Я ее и получила: добравшись, стоя, в подлой сорок девятке, каковую догоняла, а затем прождав в благожелательной, но твердой очереди коллег положенный академический час, стоя же, на маленькой крутой лестнице к кассе, – с полным разрывом связок. Правда, иногда у меня в сознании вдруг как бы задергивались шторки от сильной боли, но мой дух устоял, как всегда. Потом, уже со скоростью виноградной улитки, я добралась от главного здания до своего, и в двадцати метрах от входа меня заприметило трое любимых студентов – Трэш, Алеша Карманов и Коля – цесаревич. Водрузив на стул, они на руках, с помпой, понесли меня, полулежачую (слава богу, было мало народу в свидетелях) на второй этаж и на кафедру. Я повела семинар. Их должно было состояться всего два, потом можно как-то домой.
В перерыве на кафедру зашел наш иностранный аспирант Самир Аль – Ганнай: он должен был той весной сдавать кандидатский по философии, и мы с ним понемногу репетировали.

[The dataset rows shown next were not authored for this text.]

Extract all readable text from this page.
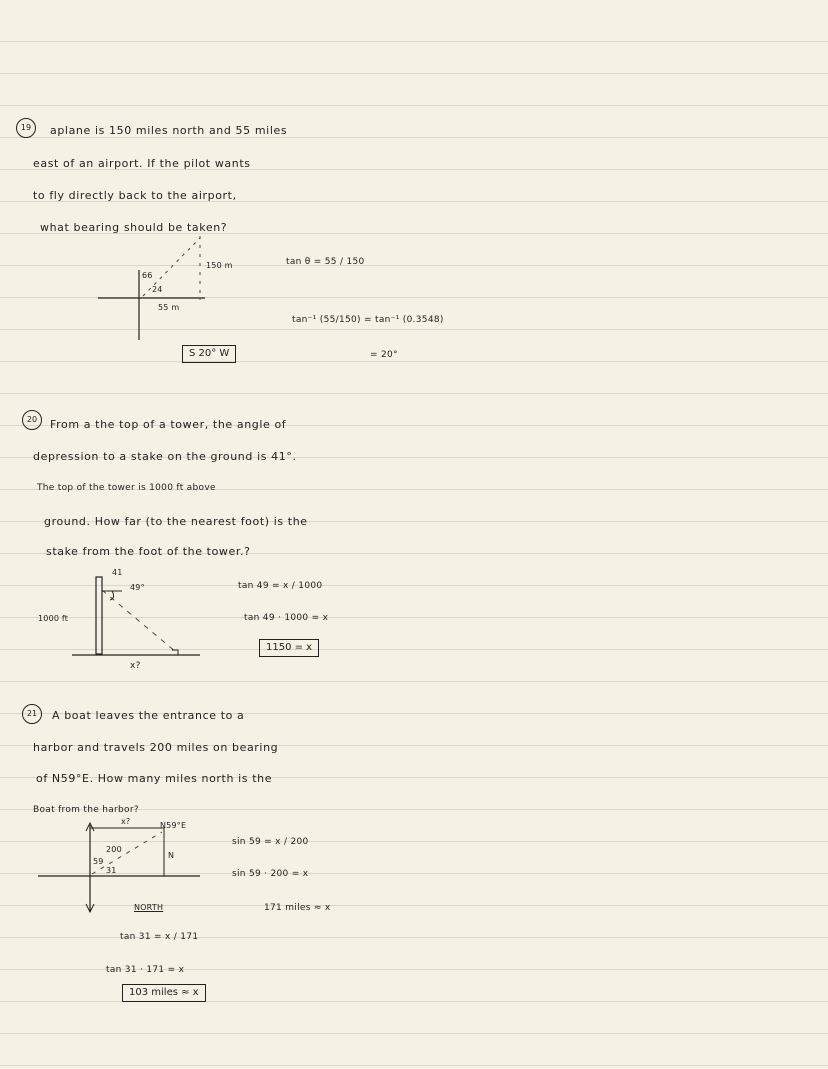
19	aplane is 150 miles north and 55 miles
east of an airport. If the pilot wants
to fly directly back to the airport,
what bearing should be taken?
150 m
55 m
66
24
tan θ = 55 / 150
tan⁻¹ (55/150) = tan⁻¹ (0.3548)
= 20°
S 20° W
20	From a the top of a tower, the angle of
depression to a stake on the ground is 41°.
The top of the tower is 1000 ft above
ground. How far (to the nearest foot) is the
stake from the foot of the tower.?
41
49°
1000 ft
x?
tan 49 = x / 1000
tan 49 · 1000 = x
1150 = x
21	A boat leaves the entrance to a
harbor and travels 200 miles on bearing
of N59°E. How many miles north is the
Boat from the harbor?
N59°E
x?
200
N
59
31
NORTH
sin 59 = x / 200
sin 59 · 200 = x
171 miles ≈ x
tan 31 = x / 171
tan 31 · 171 = x
103 miles ≈ x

Самир сыграл роль Спасителя: презрев насмехавшуюся вокруг меня толпу всяких там Тишко и Кармановых, с первого взгляда на мою распухшую и вылившуюся из туфли лодыжку он сделал два кратких распоряжения: занятия прекратить и идти садиться в его машину. Идти я уже не могла.
После нескольких заездов в разные места Самир определил – таки меня в травмпункт. Безобразно толстая и безобразно грубая травмпунктиха равнодушно сказала: гипс. Я истерически расхохоталась: таков был мой ответ. Самир повез меня домой.
Ночь была кошмаром, тугие пелены я посрывала; через неделю кошмара мой любимый друг Сергей настойчиво стал уговаривать меня вернуться и дать наложить гипс. Среди банальных аргументов, которые я слышала и от других, была блистательная находка: подумай, Милечка, какая красота: месяц отдыха! Сиди, пиши!
Возглас этот значил для меня то же самое, что для Августина Блаженного «Иди, читай!» Я прозрела иное измерение бытия: месяц – месяц в гипсе! И еще месяц тоже почти полной свободы после! Диван, письменный стол и книги – все рядом: сиди, пиши, читай! Что надо нам, философам, кроме бумаги и карандаша? И ни одной семейной заботы!
Кончался май, наступало лето. Я предложила молодому мужу неслыханное пари: спорим на ящик шампанского (тогда я еще не знала, что шампанское продают не в ящиках, а в коробках), что за лето я напишу докторскую? Надо сказать, даже привычный к моей внезапности, он поначалу оторопел; а потом – я никогда не видела, чтобы человек изо всех своих сил так стремился проиграть пари! Все мои желания выполнялись (состояли они, в основном, в бесконечной веренице чашек чая), все помехи заглушались, дети вели себя ангельски, капризы мои игнорировались. В четыре утра солнце начинало заглядывать в наше окно. В семь оно потоком заливало письменный стол; Ренат распахивал раму, стелил одеяло, и я загорала прямо на столе o naturelle. Читала, помню, больше всего Хинтикку и Фейерабенда, их принес из университетской библиотеки Тимур: страницы сияли, отражая солнечный свет. Потом окно закрывалось, и я садилась писать. Рукопись кончила не за три, а за два месяца, а за август все напечатала. Ренат на руках носил меня гулять в лес; все мои юные приятели жалели и навещали меня. Самир бывал каждый день. Массаж и электроток немного позволяли мне ходить. То было счастливое лето, одно плохо: в Яльчике укоротилась смена, и вся она заливалась дождем. Те страницы, которые пришлись на Яльчик, – худшие во всем тексте, в них и сейчас нет легкой сухости, которую так ценю.